*2025 stock. 190 copies limited edition* In 1988 Christa Päffgen, better known as Nico, one of the most influential and charismatic female figures in all contemporary popular music, died. "The End", released in 1974, is an album with an inexhaustible twilight charm and it is unanimously remembered by critics and audiences as one of the greatest masterpieces of the unforgettable German author.
"Theend", published by Luce Sia and S.M.Y.W. Prod., is nothing more than the complete rewriting of Nico's album by Gianluca Becuzzi and Massimo Olla, which follows the successful "RedruM" of last year, where the two ventured into the personal rereading of murder ballads of the folk tradition . This second test with four hands and two heads by Becuzzi and Olla should be seen as a deferential and heartfelt tribute to Nico and his work, made according to their personal musical vision and their distinctive experimental figure. The remake of the two Italian artists, in continuity with "RedruM", is characterized by informal solutions, a taste for the essentials and acoustic sounds: Becuzzi's voice, the percussions and Olla's self-made instruments (chordophones, mollophones) to which only sporadically a guitar adds.
So, Nico's memorable songs transmute into dry avant-folk sound streams, endowed with a less lyrical but even more nocturnal and chilling mood than the original versions. The end, evoked by the title, is now an invisible apocalypse that takes place essentially within each of us, in the private tragedy of everyday life. In addition to the valuable vocal contribution in two songs by Sara Cappai (Diverting Duo, Ramplingg), the artwork contributes significantly to the work, with the shots by Steve's Shot and the graphics by Marco Formaioni - Studiografico M, historical collaborator of Becuzzi.
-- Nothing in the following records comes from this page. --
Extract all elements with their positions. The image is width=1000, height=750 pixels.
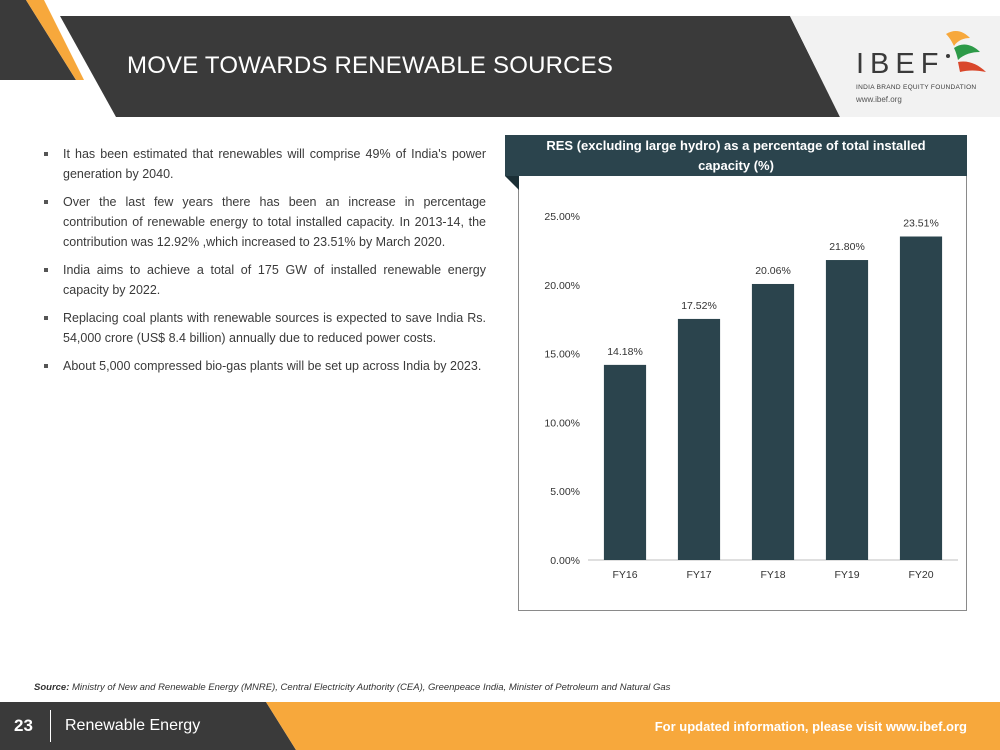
bar [899,236,943,561]
y-tick-label: 15.00% [544,349,580,361]
chart-title: RES (excluding large hydro) as a percent… [546,138,926,173]
bar-chart: 0.00% 5.00% 10.00% 15.00% 20.00% 25.00% 14.18%… [544,211,958,581]
source-text: Ministry of New and Renewable Energy (MN… [72,682,671,693]
bird-logo-icon [946,31,986,72]
x-tick-label: FY18 [760,569,785,581]
bar [825,260,869,560]
bar [677,318,721,560]
bar [751,283,795,560]
footer-banner [0,702,1000,750]
bullet-item: Over the last few years there has been a… [42,192,486,252]
footer-divider [50,710,51,742]
page-number: 23 [14,716,33,735]
data-label: 23.51% [903,218,939,230]
bullet-item: About 5,000 compressed bio-gas plants wi… [42,356,486,376]
ibef-logo: IBEF INDIA BRAND EQUITY FOUNDATION www.i… [856,26,986,108]
footer-update-link[interactable]: For updated information, please visit ww… [654,719,967,734]
chart-header-fold [505,176,519,190]
source-note: Source: Ministry of New and Renewable En… [34,682,670,693]
y-tick-label: 0.00% [550,555,580,567]
logo-url: www.ibef.org [856,95,902,104]
x-tick-label: FY19 [834,569,859,581]
x-tick-label: FY16 [612,569,637,581]
x-tick-label: FY20 [908,569,933,581]
y-tick-label: 25.00% [544,211,580,223]
y-tick-label: 20.00% [544,280,580,292]
y-tick-label: 5.00% [550,486,580,498]
logo-subtitle: INDIA BRAND EQUITY FOUNDATION [856,84,977,91]
data-label: 20.06% [755,265,791,277]
bullet-item: India aims to achieve a total of 175 GW … [42,260,486,300]
bar [603,364,647,560]
bullet-item: Replacing coal plants with renewable sou… [42,308,486,348]
bullet-item: It has been estimated that renewables wi… [42,144,486,184]
source-label: Source: [34,682,70,693]
footer-section-title: Renewable Energy [65,717,201,734]
bullet-list: It has been estimated that renewables wi… [42,144,486,384]
x-tick-label: FY17 [686,569,711,581]
data-label: 21.80% [829,241,865,253]
y-tick-label: 10.00% [544,417,580,429]
data-label: 14.18% [607,346,643,358]
chart-header-bar [505,135,967,176]
logo-wordmark: IBEF [856,48,945,80]
page-title: MOVE TOWARDS RENEWABLE SOURCES [127,52,614,79]
header-banner [0,0,1000,117]
data-label: 17.52% [681,300,717,312]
That undertaken with "TheenD" is certainly an ambitious and demanding operation, not without some business risk. Becuzzi declares in this regard: "In the world of art no one thinks that a subject such as crucifixion cannot be faced only because many great artists of the past have tried it, it is the practice, while if we talk about popular music some consider certain untouchable artists-works, under penalty of heresy. These positions depend on an unacceptable sentimentalist mythology that implicitly disqualifies popular music compared to the other arts. Re-reading from a personal perspective a work of the past is by no means sacrilegious and does not take anything that work, on the contrary, evidently declares that it is still alive and generative."